Herein lies the key to a future where every worker earns a decent living and is treated with respect, thereby changing our social reality. Politicians and elections have a supporting role to play in such struggle – but it is predominantly a struggle to be waged at work and in the streets.
We need to consider where we situate power. To locate power only at the level of government, of parliament and of employers means stripping those who are outside of these institutions of power. We need to find our power through organising, and the rights we can win in our workplaces and communities. To beg politicians such as Malcolm Turnbull to intervene in this decision or to tweak the institutional rules is to undermine the power workers have to demand big change and to organise to build a fairer future.
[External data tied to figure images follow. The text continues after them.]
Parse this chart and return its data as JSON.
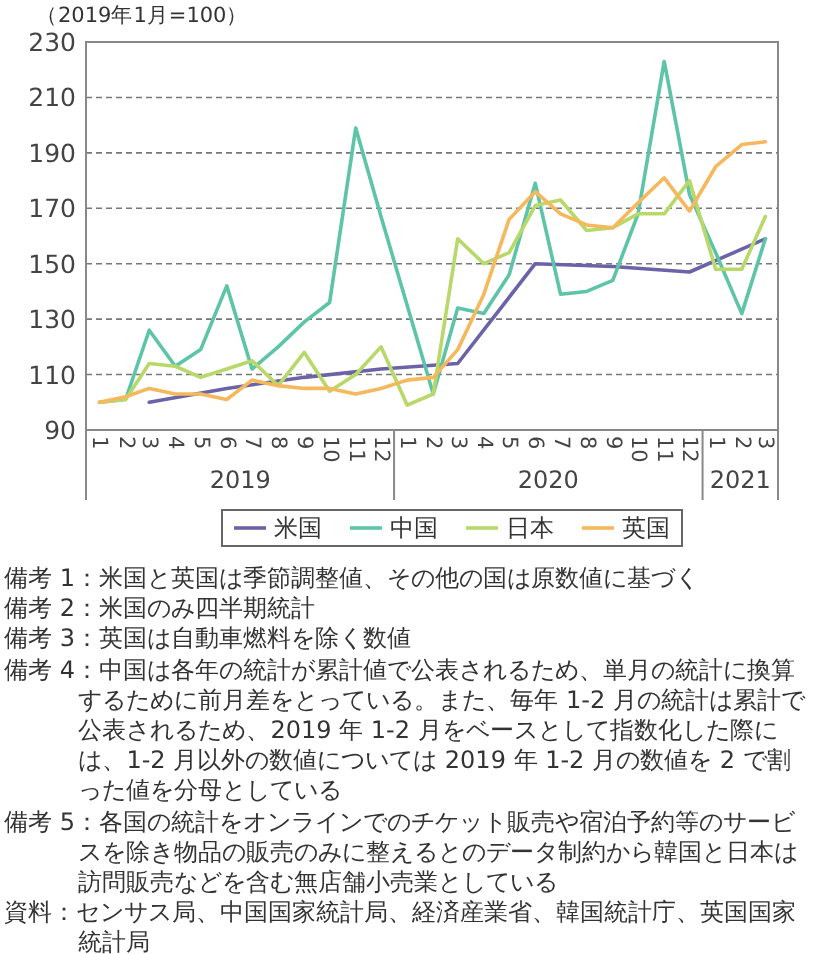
{
  "chart_data": {
    "type": "line",
    "ylabel": "（2019年1月=100）",
    "x": [
      "2019-01",
      "2019-02",
      "2019-03",
      "2019-04",
      "2019-05",
      "2019-06",
      "2019-07",
      "2019-08",
      "2019-09",
      "2019-10",
      "2019-11",
      "2019-12",
      "2020-01",
      "2020-02",
      "2020-03",
      "2020-04",
      "2020-05",
      "2020-06",
      "2020-07",
      "2020-08",
      "2020-09",
      "2020-10",
      "2020-11",
      "2020-12",
      "2021-01",
      "2021-02",
      "2021-03"
    ],
    "xlim": [
      "2018-12-16",
      "2021-03-16"
    ],
    "xticks": [
      {
        "value": "2019-01",
        "label": "1"
      },
      {
        "value": "2019-02",
        "label": "2"
      },
      {
        "value": "2019-03",
        "label": "3"
      },
      {
        "value": "2019-04",
        "label": "4"
      },
      {
        "value": "2019-05",
        "label": "5"
      },
      {
        "value": "2019-06",
        "label": "6"
      },
      {
        "value": "2019-07",
        "label": "7"
      },
      {
        "value": "2019-08",
        "label": "8"
      },
      {
        "value": "2019-09",
        "label": "9"
      },
      {
        "value": "2019-10",
        "label": "10"
      },
      {
        "value": "2019-11",
        "label": "11"
      },
      {
        "value": "2019-12",
        "label": "12"
      },
      {
        "value": "2020-01",
        "label": "1"
      },
      {
        "value": "2020-02",
        "label": "2"
      },
      {
        "value": "2020-03",
        "label": "3"
      },
      {
        "value": "2020-04",
        "label": "4"
      },
      {
        "value": "2020-05",
        "label": "5"
      },
      {
        "value": "2020-06",
        "label": "6"
      },
      {
        "value": "2020-07",
        "label": "7"
      },
      {
        "value": "2020-08",
        "label": "8"
      },
      {
        "value": "2020-09",
        "label": "9"
      },
      {
        "value": "2020-10",
        "label": "10"
      },
      {
        "value": "2020-11",
        "label": "11"
      },
      {
        "value": "2020-12",
        "label": "12"
      },
      {
        "value": "2021-01",
        "label": "1"
      },
      {
        "value": "2021-02",
        "label": "2"
      },
      {
        "value": "2021-03",
        "label": "3"
      }
    ],
    "ylim": [
      90,
      230
    ],
    "yticks": [
      90,
      110,
      130,
      150,
      170,
      190,
      210,
      230
    ],
    "grid": "y",
    "legend": "bottom",
    "marker": "none",
    "line_style": "solid",
    "series": [
      {
        "name": "米国",
        "color": "#6b63a8",
        "x": [
          "2019-03",
          "2019-06",
          "2019-09",
          "2019-12",
          "2020-03",
          "2020-06",
          "2020-09",
          "2020-12",
          "2021-03"
        ],
        "values": [
          100,
          105,
          109,
          112,
          114,
          150,
          149,
          147,
          159
        ]
      },
      {
        "name": "中国",
        "color": "#5ec4a8",
        "values": [
          100,
          101,
          126,
          113,
          119,
          142,
          112,
          120,
          129,
          136,
          199,
          167,
          135,
          103,
          134,
          132,
          146,
          179,
          139,
          140,
          144,
          168,
          223,
          175,
          154,
          132,
          159
        ]
      },
      {
        "name": "日本",
        "color": "#b8d96a",
        "values": [
          100,
          101,
          114,
          113,
          109,
          112,
          115,
          106,
          118,
          104,
          110,
          120,
          99,
          103,
          159,
          150,
          154,
          171,
          173,
          162,
          163,
          168,
          168,
          180,
          148,
          148,
          167
        ]
      },
      {
        "name": "英国",
        "color": "#f5b85c",
        "values": [
          100,
          102,
          105,
          103,
          103,
          101,
          108,
          106,
          105,
          105,
          103,
          105,
          108,
          109,
          119,
          139,
          166,
          176,
          168,
          164,
          163,
          172,
          181,
          169,
          185,
          193,
          194
        ]
      }
    ],
    "annotations": [
      "2019",
      "2020",
      "2021",
      "備考 1：米国と英国は季節調整値、その他の国は原数値に基づく",
      "備考 2：米国のみ四半期統計",
      "備考 3：英国は自動車燃料を除く数値",
      "備考 4：中国は各年の統計が累計値で公表されるため、単月の統計に換算するために前月差をとっている。また、毎年 1-2 月の統計は累計で公表されるため、2019 年 1-2 月をベースとして指数化した際には、1-2 月以外の数値については 2019 年 1-2 月の数値を 2 で割った値を分母としている",
      "備考 5：各国の統計をオンラインでのチケット販売や宿泊予約等のサービスを除き物品の販売のみに整えるとのデータ制約から韓国と日本は訪問販売などを含む無店舗小売業としている",
      "資料：センサス局、中国国家統計局、経済産業省、韓国統計庁、英国国家統計局"
    ]
  }
}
We need to retake control of our lives – and we can only do that through collective action. Such action has to go beyond electoral activity or providing free viral advertising to the odd benevolent employer who will refuse to cut staff wages. It has to go beyond clutching at a past that keeps slipping through our fingers.
Instead, we need to inspire people with a transformative vision of a future, one where we have the freedom to fully live our lives (in our workplaces, families and in our various communities), instead of being forced to take on extra hours of work each week to make the same amount that just gets us by. We need to organise big across workplaces, industries and communities. This is the only way we have ever won meaningful changes through history that have transformed our societies for the better. The first step is recognising that power is not hierarchical, but something we already have when we stand together.
A better future is within reach if we have the courage to take collective action in the face of failure and ruin. We can do this if we commit to it. The fight for fair wages is just one part of building a better future; let us grasp this moment as our opportunity to stand together and create a collective vision for the Australia we want to live in. Let’s not beg for the minimum, but demand a fair share.
When it comes to Full Bench’s decision to cut wages, don’t mourn, organise!